Electrical signals in excitable cells are generated by the flow of ions through protein channels in membranes. In the case of voltage-gated ion channels, the flow of ions is controlled by the opening and closing of the ion conducting pores in response to changes in the transmembrane electrical potential. Mutations of genes encoding these channels are linked to neurodegenerative disease, epilepsy, cardiac arrhythmias, and muscle disorders. Voltage-gated potassium (Kv) channels, the most extensively studied of the superfamily of voltage-gated ion channels, are the subject of the proposed research. In spite of the availability of crystal structures and a wide variety of spectroscopic and functional data, the mechanism of voltage gating is still not well understood. The details that remain to be worked out include the establishment of the location of the voltage sensor domain (VSD) in the closed state of the channel, the path that the VSD takes to traverse the membrane during depolarization, and the nature of the electromechanical coupling through which the motion of the VSD opens and closes the pore. Proton transport is used to maintain membrane polarization during the production of reactive oxygen species in immune defense processes. The putative voltage-gated proton conducting (Hv) channel is a protein that consists only of a VSD homologous to Kv channel VSDs. The proton-conduction mechanism of the Hv proteins is presently completely unknown. This Program Project will employ a combination of X-ray and neutron scattering measurements (Projects 2 and 3) in concert with molecular dynamics simulations (Project 1) to elucidate the structure and motion of VSDs in fluid lipid membranes.
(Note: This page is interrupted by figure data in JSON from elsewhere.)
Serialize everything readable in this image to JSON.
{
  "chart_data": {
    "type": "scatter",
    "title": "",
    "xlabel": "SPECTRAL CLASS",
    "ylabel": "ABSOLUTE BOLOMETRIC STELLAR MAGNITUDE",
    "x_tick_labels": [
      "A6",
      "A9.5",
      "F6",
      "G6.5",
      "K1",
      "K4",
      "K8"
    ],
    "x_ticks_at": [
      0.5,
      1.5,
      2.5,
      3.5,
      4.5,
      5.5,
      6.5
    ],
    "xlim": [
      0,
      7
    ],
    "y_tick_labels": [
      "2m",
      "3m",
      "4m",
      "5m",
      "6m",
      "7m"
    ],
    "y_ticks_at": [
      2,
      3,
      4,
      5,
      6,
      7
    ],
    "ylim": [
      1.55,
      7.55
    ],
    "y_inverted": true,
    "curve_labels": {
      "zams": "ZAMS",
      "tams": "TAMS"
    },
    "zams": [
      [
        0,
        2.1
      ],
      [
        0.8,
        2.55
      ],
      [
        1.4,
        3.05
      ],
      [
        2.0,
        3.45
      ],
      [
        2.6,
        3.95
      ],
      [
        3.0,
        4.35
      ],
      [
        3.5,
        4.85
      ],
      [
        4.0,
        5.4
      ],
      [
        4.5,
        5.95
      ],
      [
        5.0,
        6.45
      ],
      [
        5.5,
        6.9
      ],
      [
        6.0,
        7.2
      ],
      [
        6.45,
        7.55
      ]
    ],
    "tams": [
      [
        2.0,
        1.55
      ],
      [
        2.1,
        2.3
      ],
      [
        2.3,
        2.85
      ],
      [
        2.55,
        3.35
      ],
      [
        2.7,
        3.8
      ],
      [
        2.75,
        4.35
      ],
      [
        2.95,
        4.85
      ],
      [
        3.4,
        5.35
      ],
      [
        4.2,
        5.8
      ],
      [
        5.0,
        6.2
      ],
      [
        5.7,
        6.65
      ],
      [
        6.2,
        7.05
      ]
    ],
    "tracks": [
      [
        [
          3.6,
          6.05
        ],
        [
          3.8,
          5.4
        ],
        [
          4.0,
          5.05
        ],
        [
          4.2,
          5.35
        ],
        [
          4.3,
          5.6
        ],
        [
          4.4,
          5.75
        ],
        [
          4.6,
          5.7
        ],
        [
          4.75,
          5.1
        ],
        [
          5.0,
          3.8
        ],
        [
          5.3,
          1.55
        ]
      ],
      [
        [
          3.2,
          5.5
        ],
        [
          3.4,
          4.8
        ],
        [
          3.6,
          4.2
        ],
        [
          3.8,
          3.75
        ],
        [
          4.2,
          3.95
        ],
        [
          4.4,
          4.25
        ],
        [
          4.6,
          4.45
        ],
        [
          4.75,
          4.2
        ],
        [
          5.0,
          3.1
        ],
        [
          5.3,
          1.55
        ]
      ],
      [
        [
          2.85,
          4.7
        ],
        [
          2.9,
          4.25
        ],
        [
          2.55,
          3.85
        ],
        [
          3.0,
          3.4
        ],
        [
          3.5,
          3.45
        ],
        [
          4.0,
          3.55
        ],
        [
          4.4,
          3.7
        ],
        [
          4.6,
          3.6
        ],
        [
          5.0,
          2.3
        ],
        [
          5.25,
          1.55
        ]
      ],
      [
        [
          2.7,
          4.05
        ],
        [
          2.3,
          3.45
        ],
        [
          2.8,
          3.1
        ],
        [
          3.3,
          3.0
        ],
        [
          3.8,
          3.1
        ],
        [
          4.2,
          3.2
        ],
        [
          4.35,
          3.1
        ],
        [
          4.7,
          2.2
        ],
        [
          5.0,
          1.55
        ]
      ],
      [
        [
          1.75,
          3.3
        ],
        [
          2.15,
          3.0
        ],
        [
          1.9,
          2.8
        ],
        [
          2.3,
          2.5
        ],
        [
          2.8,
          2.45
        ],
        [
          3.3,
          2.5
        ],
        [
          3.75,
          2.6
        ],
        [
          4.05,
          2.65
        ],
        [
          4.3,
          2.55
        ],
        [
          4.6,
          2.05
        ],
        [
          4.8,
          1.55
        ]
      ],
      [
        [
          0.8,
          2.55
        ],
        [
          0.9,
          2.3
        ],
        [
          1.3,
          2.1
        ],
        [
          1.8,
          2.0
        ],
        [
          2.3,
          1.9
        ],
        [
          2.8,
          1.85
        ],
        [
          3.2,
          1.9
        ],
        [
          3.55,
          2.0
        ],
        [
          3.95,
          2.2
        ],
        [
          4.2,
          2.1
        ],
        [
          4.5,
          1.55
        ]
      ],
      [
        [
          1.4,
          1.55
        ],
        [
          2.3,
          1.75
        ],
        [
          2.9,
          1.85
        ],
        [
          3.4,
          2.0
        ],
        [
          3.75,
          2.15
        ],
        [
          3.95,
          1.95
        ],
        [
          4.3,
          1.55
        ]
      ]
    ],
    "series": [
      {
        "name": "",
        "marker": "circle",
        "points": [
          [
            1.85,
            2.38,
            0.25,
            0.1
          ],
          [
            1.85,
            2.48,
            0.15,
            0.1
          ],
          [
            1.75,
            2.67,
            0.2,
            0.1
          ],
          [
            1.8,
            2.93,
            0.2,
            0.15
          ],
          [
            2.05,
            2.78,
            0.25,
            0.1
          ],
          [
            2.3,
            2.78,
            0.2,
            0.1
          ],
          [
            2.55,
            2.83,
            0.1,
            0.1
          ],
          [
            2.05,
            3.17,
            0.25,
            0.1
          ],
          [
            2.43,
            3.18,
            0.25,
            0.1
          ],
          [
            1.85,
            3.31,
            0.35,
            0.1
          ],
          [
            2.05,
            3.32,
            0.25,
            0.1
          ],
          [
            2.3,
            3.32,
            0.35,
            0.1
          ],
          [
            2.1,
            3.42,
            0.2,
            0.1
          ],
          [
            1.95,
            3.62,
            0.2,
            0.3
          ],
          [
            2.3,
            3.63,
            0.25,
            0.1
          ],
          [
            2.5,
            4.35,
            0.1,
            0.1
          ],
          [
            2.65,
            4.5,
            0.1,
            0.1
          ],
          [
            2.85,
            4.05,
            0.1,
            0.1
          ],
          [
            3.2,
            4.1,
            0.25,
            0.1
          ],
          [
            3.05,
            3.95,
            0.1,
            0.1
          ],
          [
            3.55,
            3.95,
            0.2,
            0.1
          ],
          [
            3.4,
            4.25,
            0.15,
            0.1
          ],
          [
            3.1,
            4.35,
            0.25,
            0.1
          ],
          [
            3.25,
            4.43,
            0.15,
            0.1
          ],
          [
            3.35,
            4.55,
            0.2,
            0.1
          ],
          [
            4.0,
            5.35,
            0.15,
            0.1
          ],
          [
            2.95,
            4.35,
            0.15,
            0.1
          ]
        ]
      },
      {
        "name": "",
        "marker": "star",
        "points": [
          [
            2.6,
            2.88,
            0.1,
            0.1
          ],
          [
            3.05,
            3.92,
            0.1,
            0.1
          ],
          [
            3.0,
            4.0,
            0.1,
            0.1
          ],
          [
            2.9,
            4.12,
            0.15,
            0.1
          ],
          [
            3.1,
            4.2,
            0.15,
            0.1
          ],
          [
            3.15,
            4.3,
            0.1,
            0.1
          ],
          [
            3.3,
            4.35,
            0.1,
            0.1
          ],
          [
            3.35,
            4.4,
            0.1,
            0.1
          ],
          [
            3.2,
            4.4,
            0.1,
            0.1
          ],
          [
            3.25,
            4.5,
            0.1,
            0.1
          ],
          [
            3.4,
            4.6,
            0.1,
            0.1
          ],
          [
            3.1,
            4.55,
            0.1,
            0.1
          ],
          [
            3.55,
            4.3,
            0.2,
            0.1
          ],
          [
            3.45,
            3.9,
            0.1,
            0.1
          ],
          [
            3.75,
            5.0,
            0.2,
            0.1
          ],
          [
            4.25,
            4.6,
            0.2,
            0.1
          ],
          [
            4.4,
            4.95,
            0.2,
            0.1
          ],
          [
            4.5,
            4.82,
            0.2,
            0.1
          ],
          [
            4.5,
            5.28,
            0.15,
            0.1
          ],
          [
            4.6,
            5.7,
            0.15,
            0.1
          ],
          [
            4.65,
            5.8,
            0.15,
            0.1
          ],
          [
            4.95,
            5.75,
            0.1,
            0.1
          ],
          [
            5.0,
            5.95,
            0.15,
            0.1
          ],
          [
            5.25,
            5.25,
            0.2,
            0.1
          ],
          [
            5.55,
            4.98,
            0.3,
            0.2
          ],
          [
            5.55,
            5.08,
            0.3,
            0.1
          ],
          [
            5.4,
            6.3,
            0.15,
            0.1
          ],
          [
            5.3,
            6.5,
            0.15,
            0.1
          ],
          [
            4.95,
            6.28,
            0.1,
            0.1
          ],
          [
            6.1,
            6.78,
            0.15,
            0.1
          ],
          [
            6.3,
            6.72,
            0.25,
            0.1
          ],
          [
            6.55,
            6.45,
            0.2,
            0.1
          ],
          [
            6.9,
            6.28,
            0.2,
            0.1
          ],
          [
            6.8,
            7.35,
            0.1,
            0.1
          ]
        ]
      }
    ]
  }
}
Project 1 will also seek to determine the mechanism of ion transport through Hv and Kv VSDs.
The specific aims are: (1) Use MD simulations to generate atomistic models of Kv channel VSDs and whole Kv channels in open and closed states based on currently available structural and functional data; use these models to help optimize the experiments to be performed in Projects 2 and 3, and to attempt to reconcile data in the literature that lead to vastly different pictures of VSD location and motion. (2) Develop restraint potentials that will force MD simulations to generate configurations that are consistent with experimental scattering data. As the data from Projects 2 and 3 becomes available, we will use restrained MD simulations to produce dynamic, three-dimensional structural models from one-dimensional data for VSDs, channels, and the VSTxl toxin in multilamellar and single, tethered lipid bilayers. (3) Model proton transfer (PT) in models for Hv proteins and the omega pores in Kv voltage sensor domains. We will build model Hv channels based on Kv VSDs and use combined quantum mechanical/molecular mechanical simulations to investigate PT through the VSDs. This will establish the protocols for additional simulations of the transport of protons and other cations through the "omega pores" found in mutants of Kv channel VSDs.
This project will develop a molecular-level understanding of ion flow through protein channels in membranes. The knowledge gained may guide the treatment of diseases associated with malfunction of ion channels.